Now the one key element to this working out is that you have to have CVS-Importer publish all of your posts as DRAFT. Make bloody well sure that is checked or else the thing will croak on you.. For whatever reason I can import 2000 posts in 150 seconds as drafts but doing 500 as published posts hangs the system. No clue why, but that’s the rub on that
2.) Publishing 1000’s of draft posts at once
So at first glance this looks to be a pretty f’ing daunting task. You’ve got 5000 posts sitting as drafts and publishing them 10 or 20 at a time is giong to take forever. Well it still will take a while but a hell of a lot less than you think.
Login to your box, go into mysql, use the wordpress database your are importing all these posts into and do the following
UPDATE wp_posts SET post_status = 'publish' WHERE post_status != 'static';
replace PUBLISH with with either draft, private, or publish and viola.
Alternatively if you want to just do this on a per author basis do the following from inside mysql:
UPDATE wp_posts SET post_status='publish' WHERE post_author='NUMBER';
Again replacing PUBLISH and also replacing NUMBER with the ID # of whatever user you are importing these posts under.
Viola, 10000 posts published in less than 20 seconds 🙂
*Alternatively this sort of thing can be done from phpMyadmin if you dont’ want to go through shell, in which case I’d also recommend picking up some pampers at Wal-Mart right now as they are on sale :p *
A huge thanks to WPMU.org for the above tip, man that girl just saved me hours of work: http://wpmu.org/daily-tip-bulk-edit-of-the-status-field-for-all-posts-in-wordpress-database/
Something I figured out when first trying to import large numbers was that the default mysql install was not setup with this kind of thing in mind, so there’s a bit of tweaking you’re going to have to do to help it handle the amount of data coming in and I’m guessing also the way that this plugin imports things.
Mainly you need to increase key_buffer_size from 128 up to somewhere around 384M. I didn’t test it with a ton of posts at 256M but it did work for a couple thousand.
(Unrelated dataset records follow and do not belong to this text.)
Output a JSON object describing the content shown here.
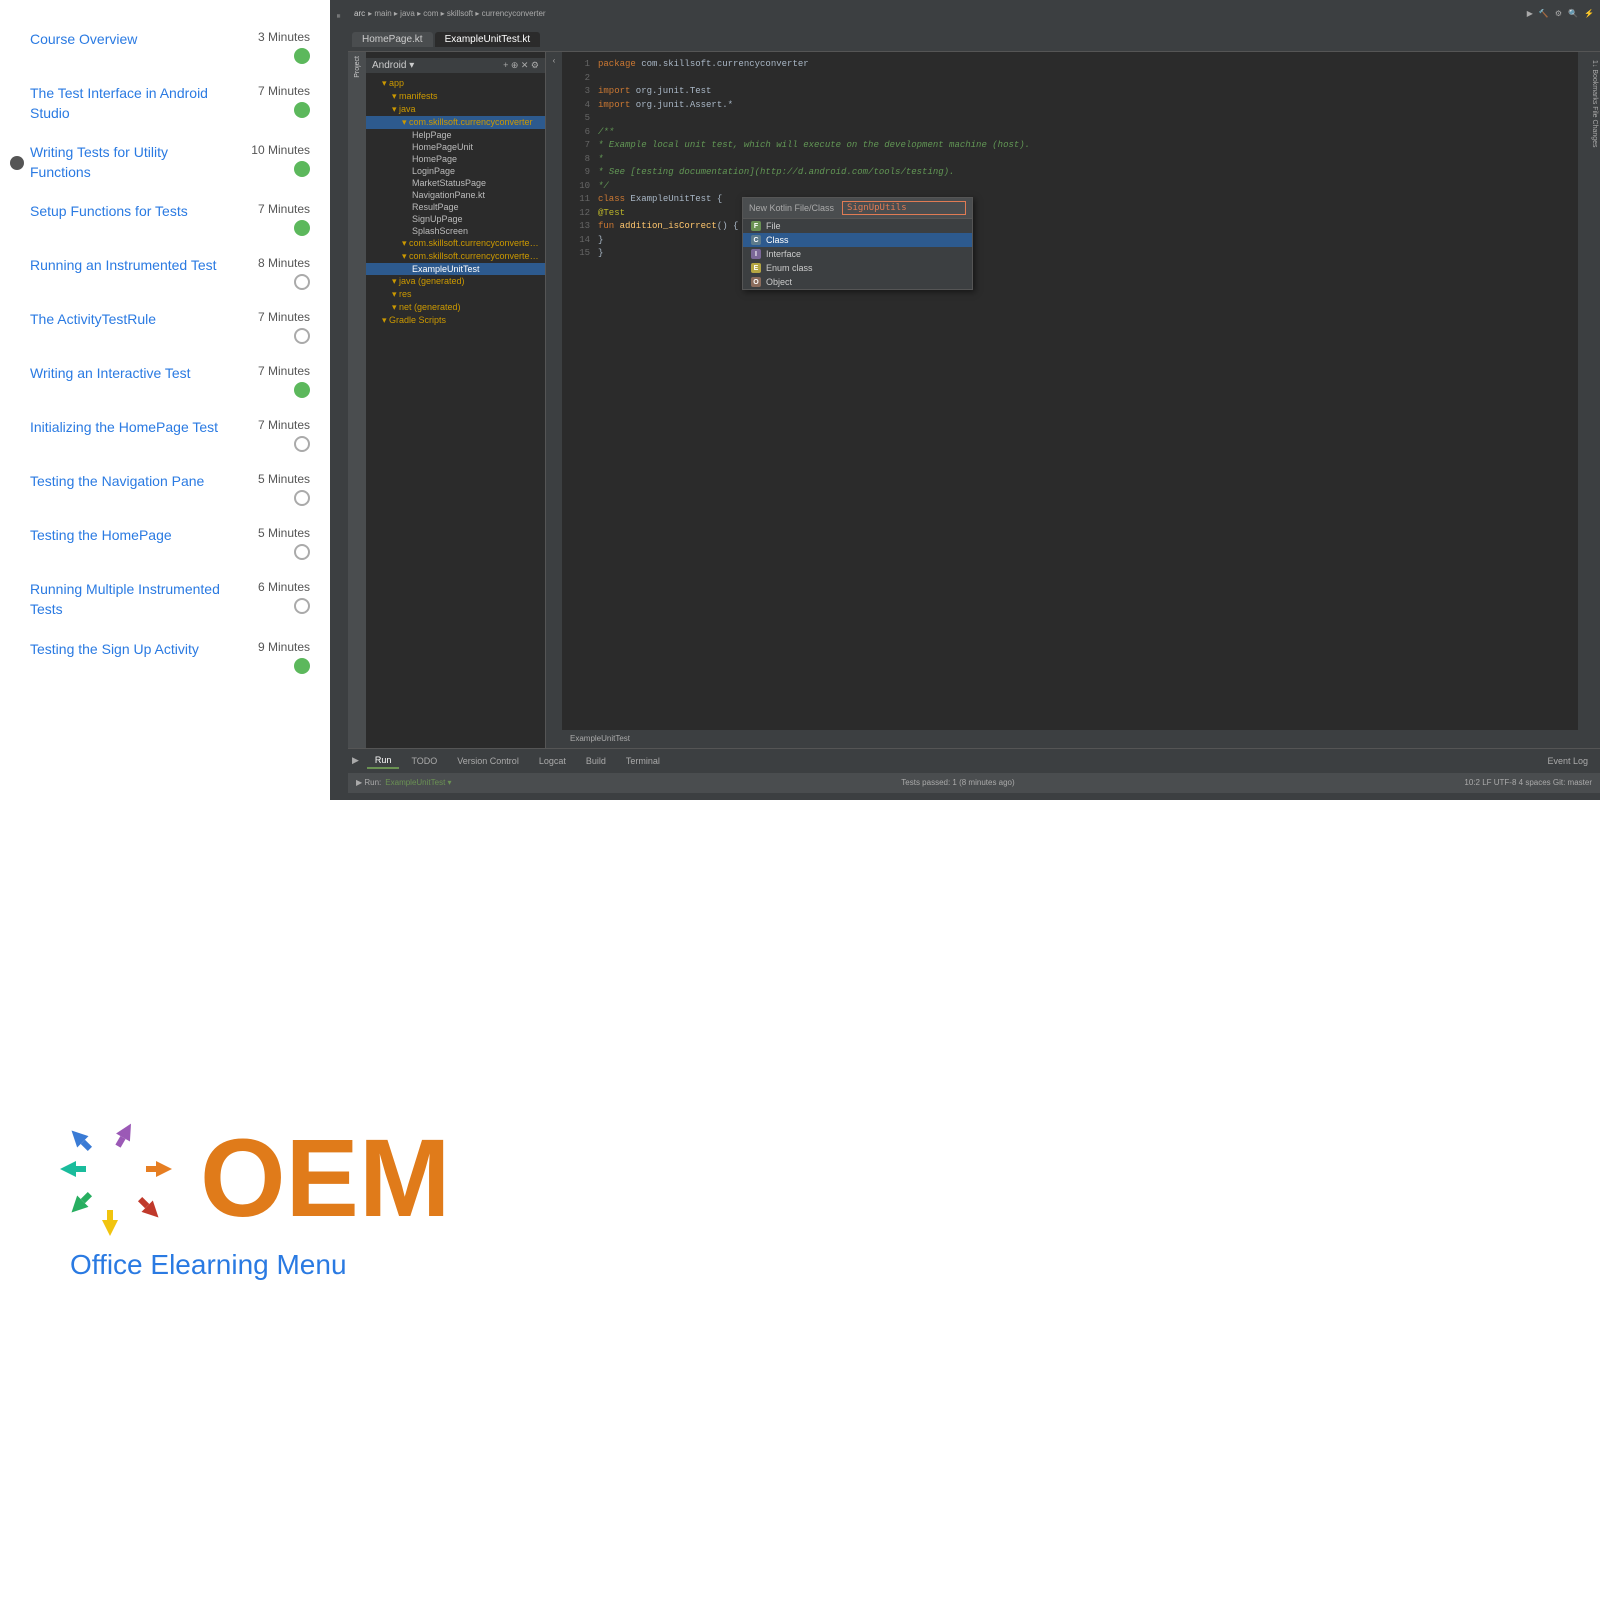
{
  "sidebar": {
    "items": [
      {
        "id": "course-overview",
        "title": "Course Overview",
        "duration": "3 Minutes",
        "status": "green",
        "active": false
      },
      {
        "id": "test-interface",
        "title": "The Test Interface in Android Studio",
        "duration": "7 Minutes",
        "status": "green",
        "active": false
      },
      {
        "id": "writing-tests",
        "title": "Writing Tests for Utility Functions",
        "duration": "10 Minutes",
        "status": "green",
        "active": true
      },
      {
        "id": "setup-functions",
        "title": "Setup Functions for Tests",
        "duration": "7 Minutes",
        "status": "green",
        "active": false
      },
      {
        "id": "instrumented-test",
        "title": "Running an Instrumented Test",
        "duration": "8 Minutes",
        "status": "outline",
        "active": false
      },
      {
        "id": "activity-test-rule",
        "title": "The ActivityTestRule",
        "duration": "7 Minutes",
        "status": "outline",
        "active": false
      },
      {
        "id": "interactive-test",
        "title": "Writing an Interactive Test",
        "duration": "7 Minutes",
        "status": "green",
        "active": false
      },
      {
        "id": "homepage-test",
        "title": "Initializing the HomePage Test",
        "duration": "7 Minutes",
        "status": "outline",
        "active": false
      },
      {
        "id": "nav-pane",
        "title": "Testing the Navigation Pane",
        "duration": "5 Minutes",
        "status": "outline",
        "active": false
      },
      {
        "id": "homepage",
        "title": "Testing the HomePage",
        "duration": "5 Minutes",
        "status": "outline",
        "active": false
      },
      {
        "id": "multiple-tests",
        "title": "Running Multiple Instrumented Tests",
        "duration": "6 Minutes",
        "status": "outline",
        "active": false
      },
      {
        "id": "signup-activity",
        "title": "Testing the Sign Up Activity",
        "duration": "9 Minutes",
        "status": "green",
        "active": false
      }
    ]
  },
  "ide": {
    "tabs": [
      "arc | main | java | com | skilsoft | currencyconverter",
      "ExampleUnitTest ×",
      "HomePage.kt",
      "ExampleUnitTest.kt"
    ],
    "active_tab": "ExampleUnitTest.kt",
    "file_tree": {
      "header": "Android",
      "items": [
        {
          "label": "app",
          "indent": 1,
          "type": "folder"
        },
        {
          "label": "manifests",
          "indent": 2,
          "type": "folder"
        },
        {
          "label": "java",
          "indent": 2,
          "type": "folder"
        },
        {
          "label": "com.skillsoft.currencyconverter",
          "indent": 3,
          "type": "folder",
          "selected": true
        },
        {
          "label": "HelpPage",
          "indent": 4,
          "type": "file"
        },
        {
          "label": "HomePageUnit",
          "indent": 4,
          "type": "file"
        },
        {
          "label": "HomePage",
          "indent": 4,
          "type": "file"
        },
        {
          "label": "LoginPage",
          "indent": 4,
          "type": "file"
        },
        {
          "label": "MarketStatusPage",
          "indent": 4,
          "type": "file"
        },
        {
          "label": "NavigationPane.kt",
          "indent": 4,
          "type": "file"
        },
        {
          "label": "ResultPage",
          "indent": 4,
          "type": "file"
        },
        {
          "label": "SignUpPage",
          "indent": 4,
          "type": "file"
        },
        {
          "label": "SplashScreen",
          "indent": 4,
          "type": "file"
        },
        {
          "label": "com.skillsoft.currencyconverter (android)",
          "indent": 3,
          "type": "folder"
        },
        {
          "label": "com.skillsoft.currencyconverter (test)",
          "indent": 3,
          "type": "folder"
        },
        {
          "label": "ExampleUnitTest",
          "indent": 4,
          "type": "file",
          "selected": true
        },
        {
          "label": "java (generated)",
          "indent": 2,
          "type": "folder"
        },
        {
          "label": "res",
          "indent": 2,
          "type": "folder"
        },
        {
          "label": "net (generated)",
          "indent": 2,
          "type": "folder"
        },
        {
          "label": "Gradle Scripts",
          "indent": 1,
          "type": "folder"
        }
      ]
    },
    "code": {
      "package": "package com.skillsoft.currencyconverter",
      "imports": [
        "import org.junit.Test",
        "import org.junit.Assert.*"
      ],
      "comment_lines": [
        "/**",
        " * Example local unit test, which will execute on the development machine (host).",
        " *",
        " * See [testing documentation](http://d.android.com/tools/testing).",
        " */"
      ],
      "class_def": "class ExampleUnitTest {",
      "annotation": "@Test",
      "method": "fun addition_isCorrect() {",
      "method_body": "}",
      "class_close": "}"
    },
    "autocomplete": {
      "header_label": "New Kotlin File/Class",
      "input_value": "SignUpUtils",
      "items": [
        {
          "type": "file",
          "label": "File"
        },
        {
          "type": "class",
          "label": "Class",
          "selected": true
        },
        {
          "type": "interface",
          "label": "Interface"
        },
        {
          "type": "enum",
          "label": "Enum class"
        },
        {
          "type": "object",
          "label": "Object"
        }
      ]
    },
    "bottom_tabs": [
      "Run",
      "TODO",
      "Version Control",
      "Logcat",
      "Build",
      "Terminal",
      "Event Log"
    ],
    "active_bottom_tab": "Run",
    "run_config": "ExampleUnitTest",
    "status_bar": "Tests passed: 1 (8 minutes ago)",
    "status_bar_right": "10:2  LF  UTF-8  4 spaces  Git: master"
  },
  "logo": {
    "oem_text": "OEM",
    "tagline": "Office Elearning Menu"
  }
}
The key here is to tweak it so it is using just enough memory to do what you want but not a drop more. For me with big imports of 6000-7000 posts 384M did the trick, but there are a couple of new blogs coming up with 20,000 + posts in them so chances are I might have to temporarily increase it for those and then probably scale it back down once that is done.
I am running FreeBSD and for me I have to edit my /etc/my.cnf and add the following line:
That should just about do it, was yet another big day of learning today so I thought I’d share a little bit as there isn’t a lot of resources out there for this sort of thing.. Also I’ll freely admit that wordpress probably isn’t the best platform to be doing this sort of thing on in general, if you can get away with a specific piece of software for directories you’d be better off. Hell I imagine joomla or drupal would probably be more efficient but for how I am structuring everything wordpress was the name of the game.